Two men stand at a bus stop. The man that arrived first is twisting
balloons. The man that arrived second is setting his watch. They do
this for a long time. A woman comes and stands between them.
"This is a joke, right?" she says. "What is a joke?" the balloon
twister asks. "What is she talking about?" adds the watch man.

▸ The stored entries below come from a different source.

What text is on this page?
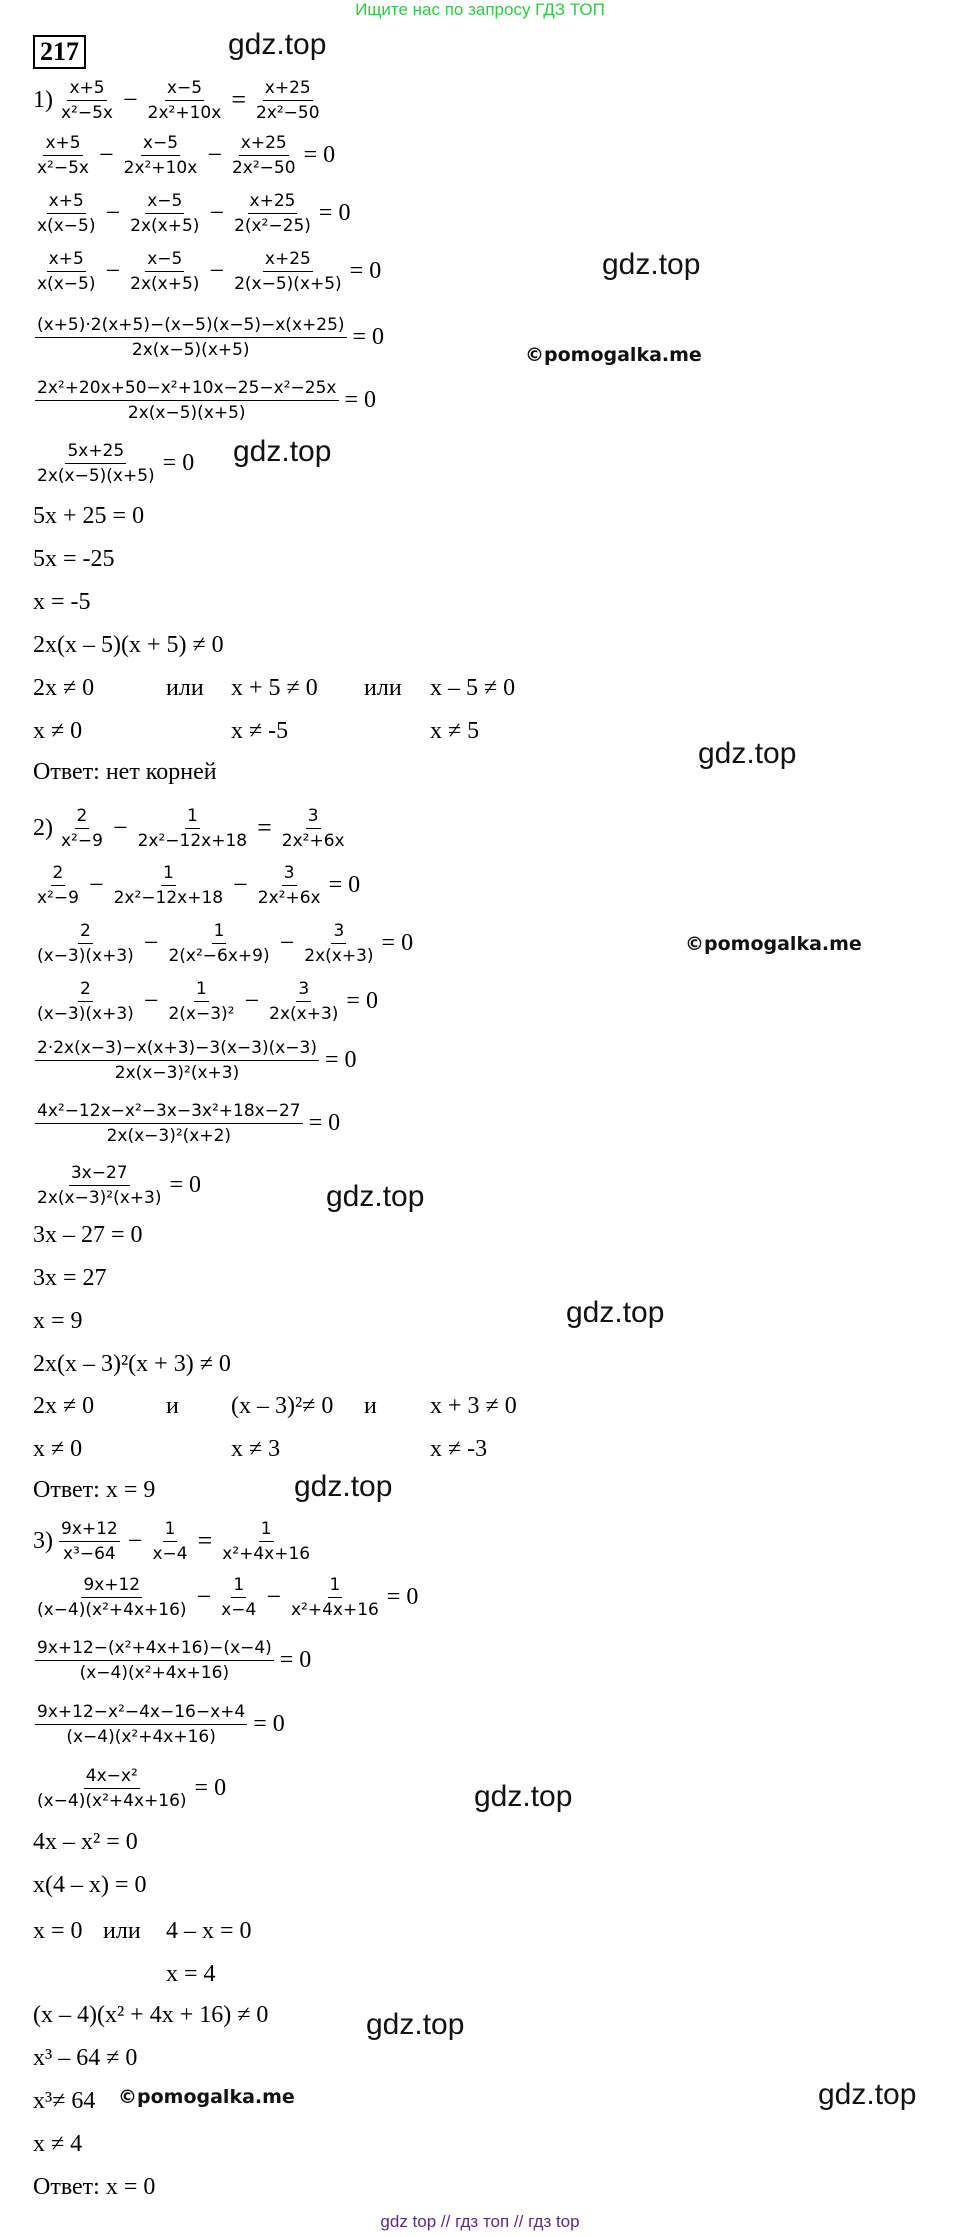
Ищите нас по запросу ГДЗ ТОП
217	gdz.top
gdz.top
©pomogalka.me
gdz.top
gdz.top
©pomogalka.me
gdz.top
gdz.top
gdz.top
gdz.top
gdz.top
©pomogalka.me	gdz.top
1) x+5
$x^2-5x - \frac{x-5}{\text{2x²+10x}} = \frac{x+25}{\text{2x²−50}}$
x+5
$x^2-5x - \frac{x-5}{\text{2x²+10x}} - \frac{x+25}{\text{2x²−50}} = 0$
x+5
$x(x-5) - \frac{x-5}{2x(x+5)} - \frac{x+25}{\text{2(x²−25)}} = 0$
x+5
$x(x-5) - \frac{x-5}{2x(x+5)} - \frac{x+25}{2(x-5)(x+5)} = 0$
$\frac{(x+5)\cdot 2(x+5)-(x-5)(x-5)-x(x+25)}{2x(x-5)(x+5)} = 0$
$\frac{\text{2x²+20x+50−x²+10x−25−x²−25x}}{2x(x-5)(x+5)} = 0$
$\frac{5x+25}{2x(x-5)(x+5)} = 0$
5x + 25 = 0
5x = -25
x = -5
2x(x – 5)(x + 5) ≠ 0
2x ≠ 0	или x + 5 ≠ 0 или x – 5 ≠ 0
x ≠ 0	x ≠ -5	x ≠ 5
Ответ: нет корней
2) 2
$x^2-9 - \frac{1}{\text{2x²−12x+18}} = \frac{3}{\text{2x²+6x}}$
2
$x^2-9 - \frac{1}{\text{2x²−12x+18}} - \frac{3}{\text{2x²+6x}} = 0$
2
$(x-3)(x+3) - \frac{1}{\text{2(x²−6x+9)}} - \frac{3}{2x(x+3)} = 0$
2
$(x-3)(x+3) - \frac{1}{\text{2(x−3)²}} - \frac{3}{2x(x+3)} = 0$
$\frac{2\cdot 2x(x-3)-x(x+3)-3(x-3)(x-3)}{\text{2x(x−3)²(x+3)}} = 0$
$\frac{\text{4x²−12x−x²−3x−3x²+18x−27}}{\text{2x(x−3)²(x+2)}} = 0$
$\frac{3x-27}{\text{2x(x−3)²(x+3)}} = 0$
3x – 27 = 0
3x = 27
x = 9
2x(x – 3)²(x + 3) ≠ 0
2x ≠ 0	и (x – 3)²≠ 0 и x + 3 ≠ 0
x ≠ 0	x ≠ 3	x ≠ -3
Ответ: x = 9
3) 9x+12
$x^3-64 - \frac{1}{x-4} = \frac{1}{\text{x²+4x+16}}$
9x+12
$(x-4)(x^2+4x+16) - \frac{1}{x-4} - \frac{1}{\text{x²+4x+16}} = 0$
$\frac{\text{9x+12−(x²+4x+16)−(x−4)}}{\text{(x−4)(x²+4x+16)}} = 0$
$\frac{\text{9x+12−x²−4x−16−x+4}}{\text{(x−4)(x²+4x+16)}} = 0$
$\frac{\text{4x−x²}}{\text{(x−4)(x²+4x+16)}} = 0$
4x – x² = 0
x(4 – x) = 0
x = 0 или 4 – x = 0
x = 4
(x – 4)(x² + 4x + 16) ≠ 0
x³ – 64 ≠ 0
x³≠ 64
x ≠ 4
Ответ: x = 0
gdz top // гдз топ // гдз top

When the bus arrives, only the woman gets on. The balloon twister
has twisted all his yellow balloons into a giant banana and is now
working on a multi-colored wiener dog. The watch man takes two
alarm clocks out of his pocket and sets them on the bench. Another
woman comes along and stands behind them, watching. After several
minutes she lies, "Very funny. I know what you're doing." The two
men do not answer. No bus is in sight, and there is only the ticking
of clocks and the farting balloons.


Bad Writing
for Michael Martone

He didn't believe it was possible. But bad writing was very bad. It
had slept through workshop and drooled during discussions of
craft. Now it was lumbering in the middle of the Vermont College
Green without moving aside for the Frisbees and the cats and the
dogs chasing the cats. Soon it was planning on spreading, turning
gelatinous like the blob just so Steve McQueen could show up in
front of the Stone Science building with a hose and the police and
the teenagers–everyone versus bad writing. The whole well meaning
community will pour bullets and fire and dry ice over bad writing's
whole, stinky body. And bad writing will laugh and ha because
nothing, no nothing, will ever stop it.


Character

It was a Saturday and I didn't know what to do with myself. So I gave
myself to someone else. He decided myself was good at darts, even
though I told him myself wasn't. He fed myself water and carrots. He
threw things to improve hand/eye coordination. But myself still placed
last at the dart tournament.

He brought myself back to me. He felt badly about the darts. About the
water and carrots. About the whole thing, really. "I just don't know what
myself is good for," he said as he began to cry.

I told him it was all right. I was glad to see myself again, who was
looking good a few pounds thinner and sporting a new outfit. It seemed
like a lot had happened since that Saturday.


Lamaze

We sit on our plastic chairs in the Jewish Community Center and hear
about women's intuition. How we will know what to do when Baby
descends through the cervix and pushes open our bones. Our instructor
twists a life-size doll through Madame Skeleton to demonstrate. The
head pops off.

Things can go wrong: placenta previa, back labor, failure to progress.
We can get through all of it.

Sniff, ha, sniff, ha, the instructor says.